Joshua Singler

Links and glyphs and bleeds, oh my!


As a multidisciplinary designer Joshua continuously challenges himself to use design as a powerful tool to unite, educate, and engage. Through an intentional combination of analog and digital tools and processes Joshua has developed a humanistic approach to design thinking, production and presentation.

What is the most useful piece of design advice that you have received?

“If you’re going to fail, fail trying.” –Myles Bartlett

What is your favourite typeface?

Interstate, a humanist sans-serif designed by Tobias Frere-Jones. This typeface was inspired by the Typeface Highway Gothic which was originally designed for the United States Federal Highway Administration.

You’re a new addition to the crayon box. What colour would you be and why?

“Melania Trump Powder Blue Dress”… you know, the one she wore at the inauguration–just ’cause.

How would you describe the colour yellow to someone who has never seen it?

Happiness, warmth, pure, unadulterated joy.

Design Interests

Editorial and Book Design
Branding and Identity Design
Design Studies and Theory


The Concept

Story/telling is the result of a year-long investigation into the evolution of storytelling. This workshop project took form as an experiment, an adventure, and a compendium of lived experience. Five unique exercises were conducted which allowed for a closer look into the relationship between story and human existence.

The Process

Chapter One – Through the Lens

Chapter One examines story through adaptation. A personal family heritage story was adapted through different methods of communication technology. Eight important communication technology inventions throughout human evolution were used as used a lens to see the original story from a different perspective. Looking at the story through these eight lenses allows for a deeper appreciation of recorded story and the multitude of tools and processes available for storytelling.

Chapter Two – Academic Intel

Chapter Two documents an interview conducted in February 2017 with Amnon Buchbinder. Buchbinder is a director, screenwriter, author and teacher at York University. Buchbinder created the Biology of Story, an ongoing interactive documentary project that studies the components of story. Find out more about his ongoing project here. This interview adds depth to the project by providing a pedagogical foundation for the remaining chapters to be built upon.
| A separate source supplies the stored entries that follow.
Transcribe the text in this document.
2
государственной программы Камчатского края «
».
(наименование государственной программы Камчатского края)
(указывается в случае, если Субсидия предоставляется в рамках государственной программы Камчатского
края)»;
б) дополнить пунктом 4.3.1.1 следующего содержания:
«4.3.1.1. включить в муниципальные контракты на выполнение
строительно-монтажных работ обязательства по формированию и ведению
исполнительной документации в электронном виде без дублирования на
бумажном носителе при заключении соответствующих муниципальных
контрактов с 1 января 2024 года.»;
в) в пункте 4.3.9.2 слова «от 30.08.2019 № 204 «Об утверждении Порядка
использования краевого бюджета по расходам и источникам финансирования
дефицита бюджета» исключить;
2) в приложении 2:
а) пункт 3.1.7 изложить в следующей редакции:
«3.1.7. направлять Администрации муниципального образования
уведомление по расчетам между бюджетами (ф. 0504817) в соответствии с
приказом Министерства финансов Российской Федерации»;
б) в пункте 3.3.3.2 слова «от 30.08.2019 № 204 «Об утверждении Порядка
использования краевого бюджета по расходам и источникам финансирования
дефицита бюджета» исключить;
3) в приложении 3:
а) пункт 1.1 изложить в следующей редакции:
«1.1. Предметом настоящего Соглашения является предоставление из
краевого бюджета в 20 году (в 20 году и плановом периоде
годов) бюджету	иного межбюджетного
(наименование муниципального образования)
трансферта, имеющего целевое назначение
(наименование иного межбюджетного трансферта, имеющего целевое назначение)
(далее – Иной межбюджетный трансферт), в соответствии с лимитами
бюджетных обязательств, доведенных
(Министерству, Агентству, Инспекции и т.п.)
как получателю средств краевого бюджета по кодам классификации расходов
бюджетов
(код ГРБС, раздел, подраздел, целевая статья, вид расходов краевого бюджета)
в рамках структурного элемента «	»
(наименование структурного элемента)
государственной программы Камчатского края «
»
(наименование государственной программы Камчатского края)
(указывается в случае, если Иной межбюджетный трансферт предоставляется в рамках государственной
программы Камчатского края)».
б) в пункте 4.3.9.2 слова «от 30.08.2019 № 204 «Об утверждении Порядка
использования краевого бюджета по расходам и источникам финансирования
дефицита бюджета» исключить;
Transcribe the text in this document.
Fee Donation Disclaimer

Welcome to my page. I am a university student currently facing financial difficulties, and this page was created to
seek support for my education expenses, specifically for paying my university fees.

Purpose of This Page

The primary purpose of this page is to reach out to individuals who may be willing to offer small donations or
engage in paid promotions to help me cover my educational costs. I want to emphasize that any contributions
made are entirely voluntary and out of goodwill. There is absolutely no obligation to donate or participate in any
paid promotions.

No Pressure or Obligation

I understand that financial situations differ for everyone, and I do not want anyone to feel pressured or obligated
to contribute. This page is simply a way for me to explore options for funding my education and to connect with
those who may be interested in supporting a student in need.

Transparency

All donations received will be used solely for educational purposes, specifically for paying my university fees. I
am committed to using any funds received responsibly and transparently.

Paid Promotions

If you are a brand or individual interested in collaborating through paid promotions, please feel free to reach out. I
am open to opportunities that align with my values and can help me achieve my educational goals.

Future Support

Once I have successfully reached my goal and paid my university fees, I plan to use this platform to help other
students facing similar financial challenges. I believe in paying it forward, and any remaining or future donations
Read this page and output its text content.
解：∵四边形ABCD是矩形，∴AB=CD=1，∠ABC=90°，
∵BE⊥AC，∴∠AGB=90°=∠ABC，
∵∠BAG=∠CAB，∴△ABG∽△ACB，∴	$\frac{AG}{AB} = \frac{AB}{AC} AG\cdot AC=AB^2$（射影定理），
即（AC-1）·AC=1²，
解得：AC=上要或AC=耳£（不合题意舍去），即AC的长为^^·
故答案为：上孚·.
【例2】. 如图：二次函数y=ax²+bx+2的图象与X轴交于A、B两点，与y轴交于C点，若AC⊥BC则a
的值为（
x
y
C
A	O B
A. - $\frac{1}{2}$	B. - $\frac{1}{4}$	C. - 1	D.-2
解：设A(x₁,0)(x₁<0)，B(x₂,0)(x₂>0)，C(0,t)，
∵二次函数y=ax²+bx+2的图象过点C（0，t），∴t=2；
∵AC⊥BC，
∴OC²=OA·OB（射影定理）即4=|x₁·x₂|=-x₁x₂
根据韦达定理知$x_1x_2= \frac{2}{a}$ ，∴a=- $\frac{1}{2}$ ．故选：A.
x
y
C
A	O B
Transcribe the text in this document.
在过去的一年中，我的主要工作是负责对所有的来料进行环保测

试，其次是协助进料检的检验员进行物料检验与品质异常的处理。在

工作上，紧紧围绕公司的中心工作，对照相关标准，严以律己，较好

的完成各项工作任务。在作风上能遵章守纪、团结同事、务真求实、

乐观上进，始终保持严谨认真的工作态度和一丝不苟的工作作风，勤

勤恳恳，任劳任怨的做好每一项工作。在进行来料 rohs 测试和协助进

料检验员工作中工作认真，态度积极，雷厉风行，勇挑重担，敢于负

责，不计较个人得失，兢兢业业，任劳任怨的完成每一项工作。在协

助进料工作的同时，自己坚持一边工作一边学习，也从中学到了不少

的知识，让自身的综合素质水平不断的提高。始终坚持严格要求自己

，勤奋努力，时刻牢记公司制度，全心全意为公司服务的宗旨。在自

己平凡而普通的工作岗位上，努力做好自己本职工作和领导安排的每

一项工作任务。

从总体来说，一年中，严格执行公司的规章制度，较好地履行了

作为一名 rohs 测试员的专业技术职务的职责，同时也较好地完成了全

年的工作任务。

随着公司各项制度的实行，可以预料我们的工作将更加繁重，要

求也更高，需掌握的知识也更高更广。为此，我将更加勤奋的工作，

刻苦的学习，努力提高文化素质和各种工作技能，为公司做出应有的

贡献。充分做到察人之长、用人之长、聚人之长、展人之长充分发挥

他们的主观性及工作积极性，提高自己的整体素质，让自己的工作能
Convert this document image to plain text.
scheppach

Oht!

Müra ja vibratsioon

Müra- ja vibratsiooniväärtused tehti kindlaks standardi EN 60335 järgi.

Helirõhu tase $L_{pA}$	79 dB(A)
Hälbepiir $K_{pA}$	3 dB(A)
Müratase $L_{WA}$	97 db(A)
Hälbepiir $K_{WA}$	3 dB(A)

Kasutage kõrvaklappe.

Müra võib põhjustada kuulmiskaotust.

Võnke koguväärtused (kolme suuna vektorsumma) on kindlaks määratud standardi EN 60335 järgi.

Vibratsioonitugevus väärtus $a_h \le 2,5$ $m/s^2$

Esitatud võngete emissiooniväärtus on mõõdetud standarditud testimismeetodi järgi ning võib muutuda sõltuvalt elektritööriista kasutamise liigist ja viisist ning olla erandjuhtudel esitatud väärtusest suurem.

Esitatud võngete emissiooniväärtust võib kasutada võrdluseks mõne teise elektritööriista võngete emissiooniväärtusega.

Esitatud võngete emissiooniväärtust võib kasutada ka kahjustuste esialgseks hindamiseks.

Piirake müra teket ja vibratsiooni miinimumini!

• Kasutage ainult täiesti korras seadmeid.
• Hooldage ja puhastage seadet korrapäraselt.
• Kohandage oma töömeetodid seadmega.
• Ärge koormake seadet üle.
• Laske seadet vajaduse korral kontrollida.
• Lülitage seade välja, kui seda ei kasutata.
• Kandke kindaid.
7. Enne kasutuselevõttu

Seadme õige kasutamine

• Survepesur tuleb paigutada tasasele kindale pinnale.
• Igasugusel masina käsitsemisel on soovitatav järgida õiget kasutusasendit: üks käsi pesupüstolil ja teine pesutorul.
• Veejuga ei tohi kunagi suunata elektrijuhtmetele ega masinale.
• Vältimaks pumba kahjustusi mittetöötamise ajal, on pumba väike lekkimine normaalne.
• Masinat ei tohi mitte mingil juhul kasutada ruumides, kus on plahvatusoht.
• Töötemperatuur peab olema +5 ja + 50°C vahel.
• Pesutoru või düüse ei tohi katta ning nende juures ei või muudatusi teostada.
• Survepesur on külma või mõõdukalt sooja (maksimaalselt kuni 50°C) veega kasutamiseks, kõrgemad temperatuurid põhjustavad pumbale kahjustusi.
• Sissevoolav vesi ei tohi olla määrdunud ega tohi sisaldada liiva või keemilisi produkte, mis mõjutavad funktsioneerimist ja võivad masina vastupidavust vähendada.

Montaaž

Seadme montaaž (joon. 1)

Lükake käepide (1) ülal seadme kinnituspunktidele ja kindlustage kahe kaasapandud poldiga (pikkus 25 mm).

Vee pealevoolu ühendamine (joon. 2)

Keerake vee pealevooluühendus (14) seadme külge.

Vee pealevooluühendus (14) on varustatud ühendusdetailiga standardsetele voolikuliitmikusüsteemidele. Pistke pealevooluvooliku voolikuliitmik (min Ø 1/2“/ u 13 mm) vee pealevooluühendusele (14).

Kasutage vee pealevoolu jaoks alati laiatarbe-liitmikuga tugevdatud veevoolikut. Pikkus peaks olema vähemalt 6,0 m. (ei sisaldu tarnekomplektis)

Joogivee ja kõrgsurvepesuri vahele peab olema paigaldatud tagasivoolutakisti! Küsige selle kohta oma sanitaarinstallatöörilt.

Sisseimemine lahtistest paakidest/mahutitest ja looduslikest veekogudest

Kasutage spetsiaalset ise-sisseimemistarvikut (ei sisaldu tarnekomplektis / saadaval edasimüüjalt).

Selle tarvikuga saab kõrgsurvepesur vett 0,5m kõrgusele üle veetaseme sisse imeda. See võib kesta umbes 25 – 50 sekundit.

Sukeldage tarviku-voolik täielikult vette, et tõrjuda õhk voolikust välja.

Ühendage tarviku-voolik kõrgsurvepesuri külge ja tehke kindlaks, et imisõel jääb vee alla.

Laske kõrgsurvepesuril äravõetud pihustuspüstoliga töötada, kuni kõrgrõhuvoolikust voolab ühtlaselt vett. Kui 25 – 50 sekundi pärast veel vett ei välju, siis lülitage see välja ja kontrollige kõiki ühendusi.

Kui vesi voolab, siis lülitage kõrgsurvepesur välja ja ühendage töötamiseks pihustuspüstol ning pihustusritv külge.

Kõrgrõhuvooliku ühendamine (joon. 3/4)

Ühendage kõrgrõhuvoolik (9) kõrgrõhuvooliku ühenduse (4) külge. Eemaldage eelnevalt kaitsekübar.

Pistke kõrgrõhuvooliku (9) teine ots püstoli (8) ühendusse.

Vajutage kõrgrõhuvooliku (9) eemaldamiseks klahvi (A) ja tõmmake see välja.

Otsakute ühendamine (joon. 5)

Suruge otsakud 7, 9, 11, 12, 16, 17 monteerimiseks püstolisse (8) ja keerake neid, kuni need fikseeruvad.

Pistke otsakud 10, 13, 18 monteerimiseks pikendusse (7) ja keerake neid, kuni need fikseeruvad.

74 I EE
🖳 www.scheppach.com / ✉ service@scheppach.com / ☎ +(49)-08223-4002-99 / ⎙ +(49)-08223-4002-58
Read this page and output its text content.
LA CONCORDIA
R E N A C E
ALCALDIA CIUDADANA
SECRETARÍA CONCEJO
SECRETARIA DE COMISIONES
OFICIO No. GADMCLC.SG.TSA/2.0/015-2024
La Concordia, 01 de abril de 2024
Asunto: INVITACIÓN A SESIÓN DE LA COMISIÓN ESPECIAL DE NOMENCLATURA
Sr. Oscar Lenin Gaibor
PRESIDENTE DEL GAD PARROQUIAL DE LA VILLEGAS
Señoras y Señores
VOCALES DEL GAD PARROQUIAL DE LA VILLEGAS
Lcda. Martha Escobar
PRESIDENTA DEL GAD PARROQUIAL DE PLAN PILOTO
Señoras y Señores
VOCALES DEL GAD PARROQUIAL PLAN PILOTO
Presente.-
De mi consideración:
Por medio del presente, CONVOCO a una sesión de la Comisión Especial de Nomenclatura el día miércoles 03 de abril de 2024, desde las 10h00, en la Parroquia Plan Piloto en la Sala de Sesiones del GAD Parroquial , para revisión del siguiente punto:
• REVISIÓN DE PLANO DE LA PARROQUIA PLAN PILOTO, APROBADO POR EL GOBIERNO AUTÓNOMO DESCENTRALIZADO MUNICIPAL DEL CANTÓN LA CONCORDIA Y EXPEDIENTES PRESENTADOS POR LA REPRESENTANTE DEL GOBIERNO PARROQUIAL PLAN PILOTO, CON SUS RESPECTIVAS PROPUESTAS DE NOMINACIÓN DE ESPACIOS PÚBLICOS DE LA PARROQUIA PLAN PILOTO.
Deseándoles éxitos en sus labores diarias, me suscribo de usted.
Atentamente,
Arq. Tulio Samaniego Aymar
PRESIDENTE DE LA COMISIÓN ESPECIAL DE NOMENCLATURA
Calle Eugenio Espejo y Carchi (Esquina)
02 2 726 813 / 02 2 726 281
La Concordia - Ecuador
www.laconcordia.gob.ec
Chapter Three – Tell Me Your Story

Chapter Three explores story through an anonymous online forum started in January 2017. Participants were instructed to share their story with no repercussions and complete anonymity. Unedited submissions that range in topic, length and writing style allow for an exploratory experience which connects the reader to a vulnerable moment of sharing without consequence, a natural stream of consciousness.

Chapter Four – Artifacts as Story

Chapter Four relates story to artifact. A single artifact can hold a lot of significance in one’s life. In this chapter, a group of individuals were approached to share the story behind an artifact that they’ve held onto. They were asked how they obtained it, and more importantly why they’ve held onto it. Every artifact is seemingly obsolete without the significant story that is attached to it.

Chapter Five – Art and Narrative

Chapter Five fabricates story through the tactile medium of fine art painting. Eight different pieces of artwork have three stories attached to them, however only one of them is the truth. The other two titles and stories were fabricated upon the first impression of the art piece which was later researched. This chapter unveils the flexible and fluctuating nature of story.

The Outcome

The final book is printed at 9″x12″ and features film and digital photography alongside original written content. Story/telling is a unique reading experience which invites the reader to think more critically about their relationship to storytelling. Story/telling is the beginning of a shift towards an empathetic society that shares intentionally. Our current social media platforms encourage users to impulsively share story without much thought put into the consequences or impact. Remember to never settle for the tools that are often pushed onto you as an ultimatum. Continue to seek out new avenues to create, share and consume story.